Theoretical and Mathematical Physics
Mathematics is the universal language of theoretical physics that is fundamental for an understanding of our world at the smallest and largest scales. Conversely, physical intuition supplies mathematics not only with relevant problems but can also suggest paths to new answers. Those at home with both worlds who have acquired a broad education can form fruitful connections and explore promising innovative approaches.
| Degree | Master of Science |
| Duration of study | Four semesters |
| Place of study | Munich |
| Prerequisites | Bachelor’s degree in mathematics or physics |
| Language of instruction | English |
| Application deadline | June 15th Apply now |
| Begin of studies | Winter semester |
| Head | Prof. Dr. Jan von Delft |
| Coordinator | Dr. Robert Helling Contact the coordinator |
| Further information | Website Theoretical and Mathematical Physics |
At home with both worlds
The Elite Graduate Program “Theoretical and Mathematical Physics” offers an unparalleled wide range of courses at the highest level. Optional supplementary classes provide students not only the possibility of deepening their competences in the fields they specialize in but also of gaining an overview on topics and methods in a variety of mathematics and physics.
Mentored by top scientists of Ludwig-Maximilians-Universität München, Technische Universität München and the Max Planck Institutes in the area of greater Munich, students directly plunge into research projects. The majority of our students come from abroad, which shows the high attractiveness of theProgram. Graduates from “Theoretical and Mathematical Physics” are sought after as doctoral students at the world’s leading universities.
We are particularly proud how our students make use of the classes offered in mathematics and physics to perform transdisciplinary fundamental research at the highest levels as well as studying an exceptional spectrum of special topics.
Prof. Dr. Jan von Delft
In their studies, students seek answers to big questions such as:
- What is the quantum structure of space-time?

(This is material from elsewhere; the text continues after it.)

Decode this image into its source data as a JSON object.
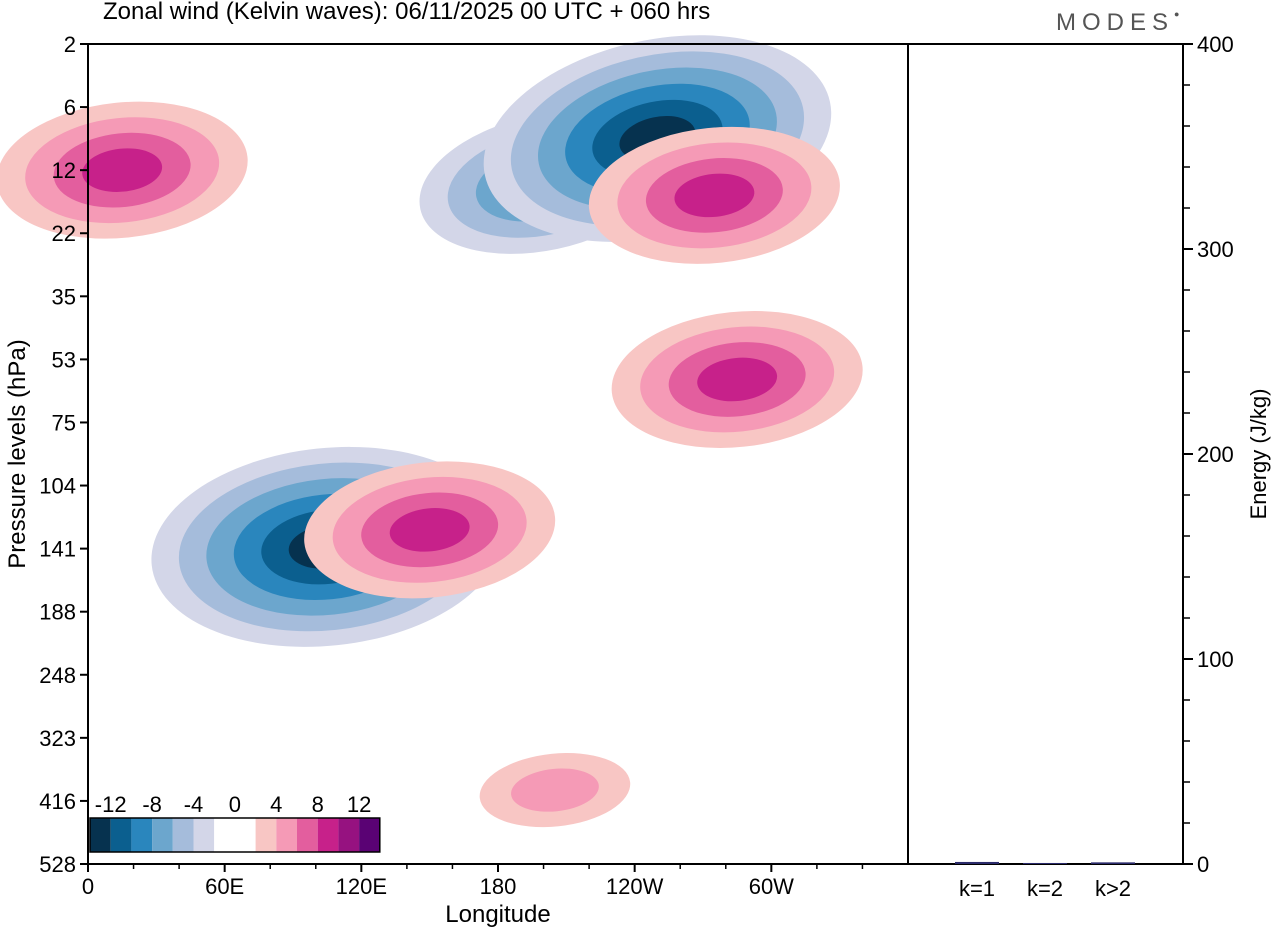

- Why is the Fermi-scale stable?
- Can one give a mathematical proof of the structure of the periodic table?
- Can topology be used to design materials with new properties?
- Which physics governs the origin of life?
- What is the UV-completion of the Standard Model of particle physics?
- What is the nature of dark matter and dark energy?
- How can a quantum computer simulate quantum field theories?
- Which disorderd systems fail to thermalize?
- How can quantum many body systems be effectively computed?
- What is the geometry of a random 3-manifold?